Publié dans La Voix du Nord
Au début du siècle dernier, vivait à Mons un
architecte haut en couleurs, Eugène-Gabriel Pagnerre. On lui doit
quelques-unes des plus belles façades de la ville, comme le 205 de la
rue du général de Gaulle, qui fut son premier cabinet d'architecte.
Eugène Gabriel, personnage complexe, tirait parti, avec talent, de ses propres contradictions. Né à Petite-Synthe, dans le Dunkerquois, il a été toute sa vie un régionaliste convaincu, a défendu la langue flamande et glorifié les qualités de droiture et de courage de « l'homme du Nord ».

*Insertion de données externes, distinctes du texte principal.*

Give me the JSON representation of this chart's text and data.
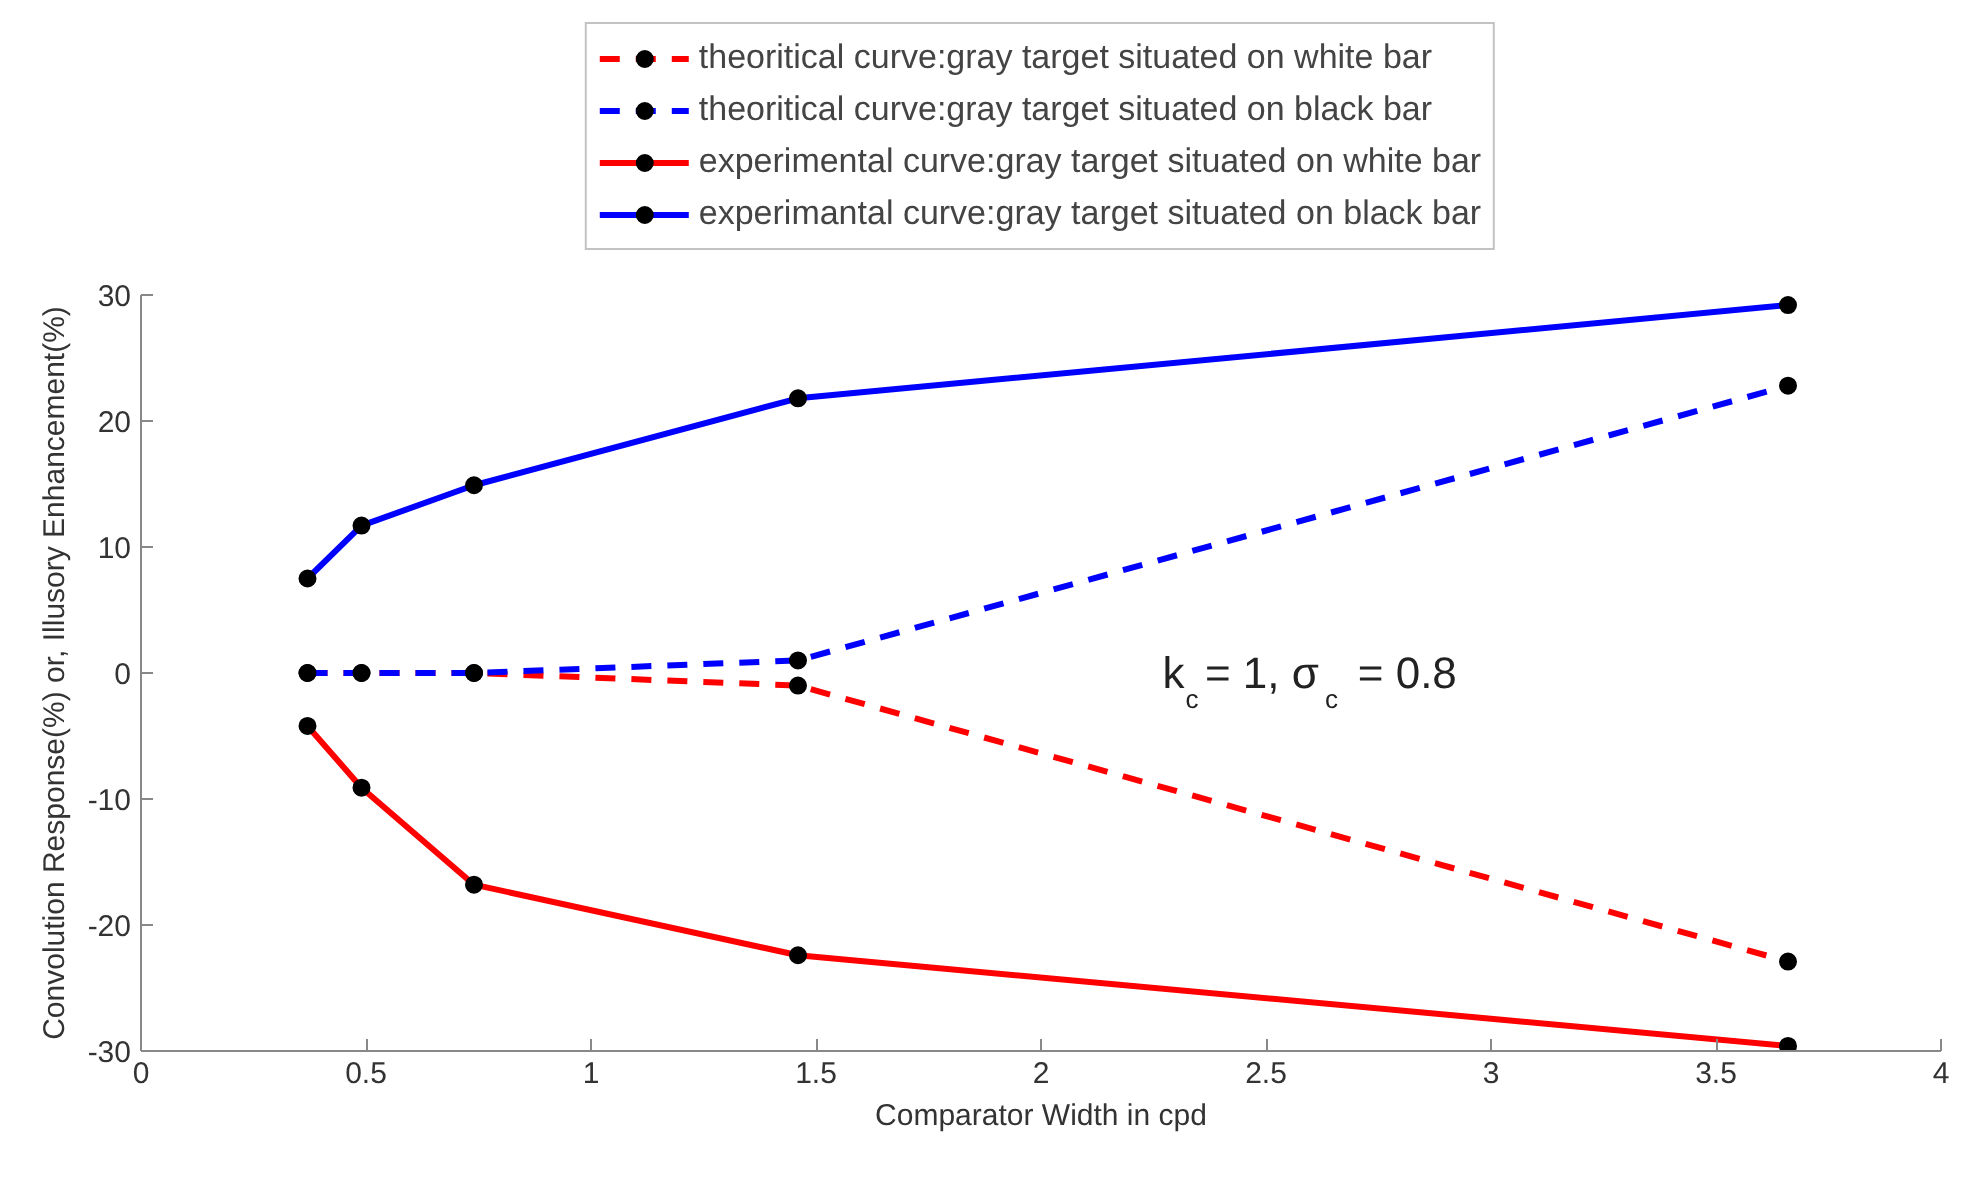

En même temps il était un Européen farouche. Il
s'inspirait volontiers de l'Art nouveau d'Albert Roosenboom et Victor
Horta, dont les maisons bruxelloises étaient à une portée de voiture,
ainsi que de l'architecture Arts and Craft, anglaise. Il connaissait
très bien Mallet-Stevens, et Le Corbusier, qu'il fit venir à Lille en
1933.
En perpétuel renouvellement, l'architecte monsois entendait
toujours se situer à la pointe des nouvelles tendances et des nouvelles
techniques, tout en exprimant son génie régional. Ce mélange osé est
toujours visible sur les façades de ses maisons. Il s'y côtoie des
soubassements en béton armé préfabriqués en usine et des pignons
d'inspiration flamande ou des fenêtres à colombage évoquant les villas
du bord de mer.
Eugène-Gabriel se rêvait aussi, parfois, en
urbaniste. « Puissent les Français du Barœul, Lillois, Roubaisiens,
Tourquennois, s'unir pour l'accomplissement du vœu commun et bâtir avec
ferveur la métropole qui, par sa masse et son importance économique,
sera la seconde ville de France... en attendant de devenir, par son
rayonnement pacifique et son nordisme inaltéré, la première de
l'Occident continental », écrivait-il dans Au Nord, un astre nouveau,
1929.
Il ne craignait pas de mettre ses idées en pratique et de
proposer son propre schéma urbain. Il situe le centre de cette nouvelle
métropole, « capitale de l'Europe », à Mons-en-Baroeul, précisément au
niveau de la nouvelle mairie.
Sur ce plan « bleu » daté du 17 décembre
1925, on distingue une grande place vers laquelle convergent plusieurs
avenues. Elle rappelle, toutes proportions gardées, la place de
l'Étoile, à Paris.
Dans le même esprit, la ville a été divisée en
arrondissements organisés dans le sens des aiguilles d'une montre. Il
existe un axe Est-Ouest (avenue Robert-Schuman) et un axe Nord-Sud
(Marc-Sangnier), tout comme aujourd'hui. Finalement, Henri Chaumette, à
qui l'on doit les plans de l'ancien Nouveau Mons, avait eu à peu près la
même idée... la place exceptée !
Gabriel Pagnerre en a rêvé et,
bientôt, la Ville l'aura fait ! La nouvelle place sera très différente
de ce projet centenaire. On n'y verra pas toutes les voitures de la
métropole y converger. Ce sera un coeur de ville piétonnier et vert, au
centre de deux axes perpendiculaires qui lui ressemblent.
Probablement, l'idée n'aurait pas déplu à l'architecte. En tout cas, il
n'aurait pas renié ce nom de place de l'Europe.